Sekali lagi harus ditekankan bahwa pertanyaan apakah Guinea secara
hukum berhak untuk menerapkan undang-undang pabean untuk pasokan
bahan bakar ke kapal penangkap ikan asing yang beroperasi di bawah lisensi
Guinea di zona ekonomi eksklusif Guinea, tidak penting dalam proses
pembebasan berdasarkan pasal 292. dari Konvensi. Pengadilan tidak perlu
menjawab pertanyaan ini untuk tujuan menentukan bahwa tuntutan
pembebasan “Saiga” berdasarkan pasal 73 para. 2 sangat beralasan. Di sisi
lain, sama tidak materialnya bahwa hukum yang diberlakukan oleh Guinea
telah diklasifikasikan sebagai bagian dari undang-undang bea cukai Guinea
dan ditegakkan oleh otoritas pabean, dan bahwa mereka tidak secara khusus
disebut sebagai undang-undang perikanan. Fakta mengungkapkan bahwa
undang-undang bea cukai Guinea telah diterapkan dan ditegakkan
sehubungan dengan kegiatan yang berhubungan dengan rezim perikanan di
zona ekonomi eksklusif Guinea. Hal ini tampaknya cukup untuk membawa
penangkapan dalam lingkup pasal 73 para. 1 Konvensi.
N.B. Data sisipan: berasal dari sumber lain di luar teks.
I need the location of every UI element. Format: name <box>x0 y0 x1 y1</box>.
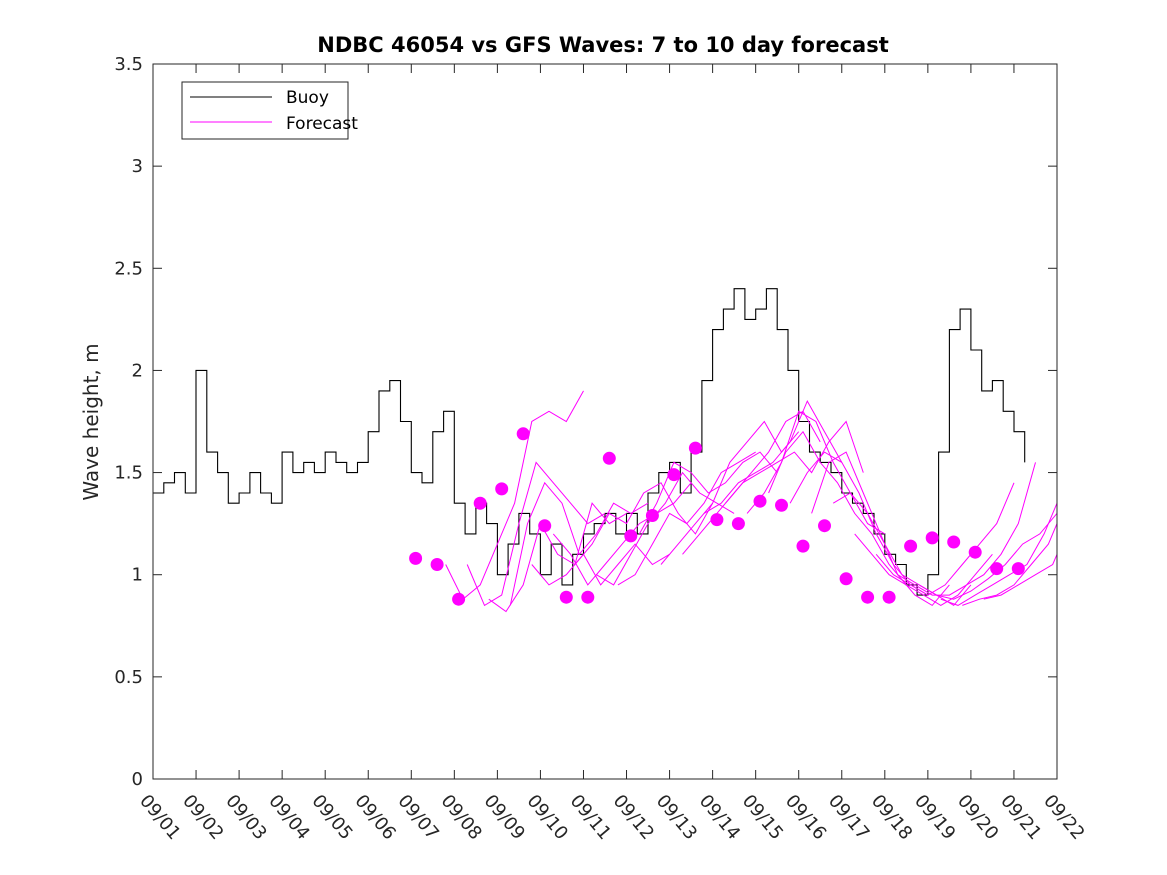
forecast-series-line-13 <box>703 399 843 514</box>
forecast-series-line-5 <box>531 543 670 586</box>
forecast-series-line-22 <box>897 462 1036 596</box>
forecast-marker-point <box>559 590 573 604</box>
forecast-marker-point <box>731 517 745 531</box>
forecast-series-line-6 <box>552 482 692 586</box>
forecast-marker-point <box>925 531 939 545</box>
forecast-marker-point <box>904 539 918 553</box>
forecast-marker-point <box>473 496 487 510</box>
forecast-marker-point <box>775 498 788 512</box>
forecast-marker-point <box>882 590 896 604</box>
forecast-marker-point <box>796 539 810 553</box>
forecast-series-line-17 <box>789 451 929 596</box>
legend-box <box>181 81 349 140</box>
forecast-series-line-7 <box>574 482 714 565</box>
forecast-marker-point <box>947 535 961 549</box>
forecast-series-line-26 <box>983 554 1057 600</box>
forecast-marker-point <box>538 519 552 533</box>
legend: Buoy Forecast <box>181 81 358 140</box>
forecast-marker-point <box>990 562 1004 576</box>
legend-label-forecast: Forecast <box>286 114 358 134</box>
forecast-marker-point <box>710 513 724 527</box>
y-tick-label: 0.5 <box>114 667 143 688</box>
forecast-marker-point <box>495 482 509 496</box>
forecast-marker-point <box>753 494 767 508</box>
forecast-marker-point <box>409 551 423 565</box>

Atas dasar pertimbangan sebelumnya, Putusan yang memerintahkan
pembebasan “Saiga” dapat dibenarkan secara meyakinkan atas temuan
bahwa penangkapan dan penahanan kapal telah dilakukan oleh Guinean
otoritas dalam menerapkan, baik benar atau salah, undang-undang
kepabeannya untuk pengisian bahan bakar kapal penangkap ikan yang
beroperasi di bawah lisensi Guinea di zona ekonomi eksklusifnya, dalam
ketergantungan nyata pada dugaan hak berdaulat di zona tersebut untuk
mengatur dan mengendalikan kegiatan tersebut. Meskipun Putusan telah
mengajukan beberapa argumen dalam alasannya yang tampaknya telah
mengambil posisi yang tidak perlu pada legitimasi tindakan Guinea
berdasarkan pasal73 paragraf 1 dari Konvensi, saya akan mendukung
bagian operasi dari ofPenghakiman, khususnya karena sesuai dengan tujuan
seni 73 para. 2 dan 292 Konvensi untuk melindungi kebebasan navigasi di
zona ekonomi eksklusif.
Saya ingin menambahkan beberapa komentar tentang penetapan oleh
Pengadilan keamanan finansial yang akan diposting untuk pembebasan
"Saiga" dan krunya. Putusan tersebut memuat beberapa hal yang berguna
untuk memperjelas penafsiran ketentuan ini dalam pasal 292 Konvensi.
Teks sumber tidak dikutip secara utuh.